Behavioral characteristics can include ADD, ADHD, autism and autistic behaviors, social anxiety, hand-biting and/or flapping, poor eye contact, sensory disorders, and increased risk for aggression.
Intellectual disabilities in FXS include a range from moderate learning disabilities to more severe intellectual disabilities. The majority of males with Fragile X syndrome demonstrate significant intellectual disability.
Physical features may include large ears, long face, soft skin, and large testicles (called “macroorchidism”) in post-pubertal males. Connective tissue problems may include ear infections, flat feet, high arched palate, double-jointed fingers, and hyper-flexible joints. No one individual will have all the features of FXS, and some features, such as a long face and macroorchidism, are more common after puberty.
Disposition: They are also very social and friendly, have excellent imitation skills, have a strong visual memory/long term memory, like to help others, are nice, thoughtful people, and have a wonderful sense of humor.

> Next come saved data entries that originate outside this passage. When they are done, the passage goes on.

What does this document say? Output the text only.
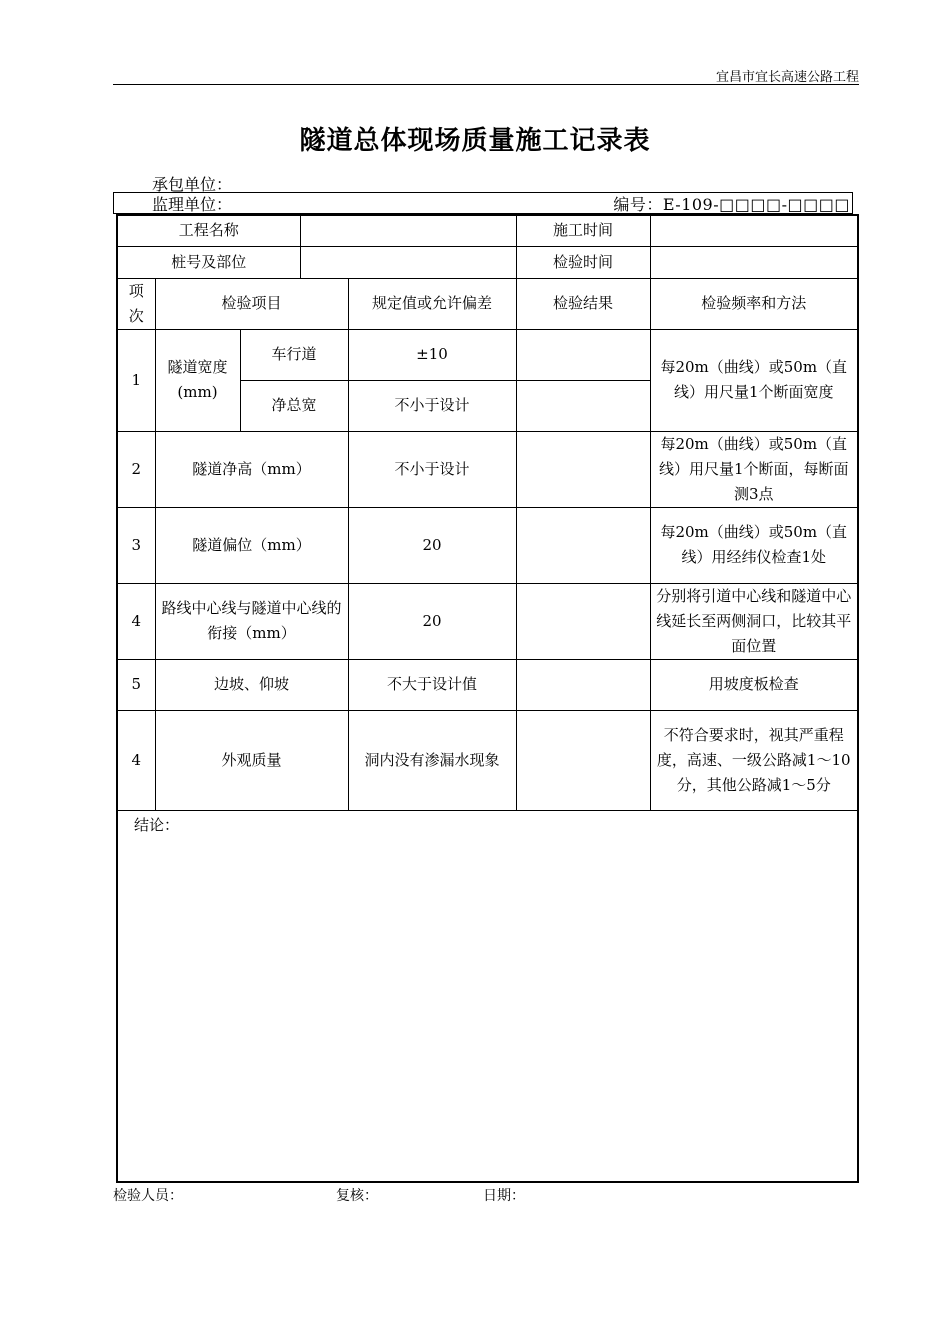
宜昌市宜长高速公路工程
隧道总体现场质量施工记录表
承包单位：
监理单位：	编号：E-109-□□□□-□□□□
工程名称					施工时间	
桩号及部位					检验时间	
项次	检验项目			规定值或允许偏差	检验结果	检验频率和方法
1	隧道宽度(mm)	车行道		±10		每20m（曲线）或50m（直线）用尺量1个断面宽度
		净总宽		不小于设计		
2	隧道净高（mm）			不小于设计		每20m（曲线）或50m（直线）用尺量1个断面，每断面测3点
3	隧道偏位（mm）			20		每20m（曲线）或50m（直线）用经纬仪检查1处
4	路线中心线与隧道中心线的衔接（mm）			20		分别将引道中心线和隧道中心线延长至两侧洞口，比较其平面位置
5	边坡、仰坡			不大于设计值		用坡度板检查
4	外观质量			洞内没有渗漏水现象		不符合要求时，视其严重程度，高速、一级公路减1～10分，其他公路减1～5分
结论：						
检验人员：	复核：	日期：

Behavioral characteristics seen in males can also be seen in females, though females often have milder intellectual disability and a milder presentation of the syndrome’s behavioral and physical features.
Intellectual disabilities: About one-third of females with FXS have a significant intellectual disability. Others may have moderate or mild learning disabilities, emotional/mental health issues, general anxiety, and/or social anxiety.
A small percentage of females who have the full mutation of the FMR1 gene that causes FXS will have no apparent signs of the condition—intellectual, behavioral, or physical. These females are often identified only after another family member has been diagnosed.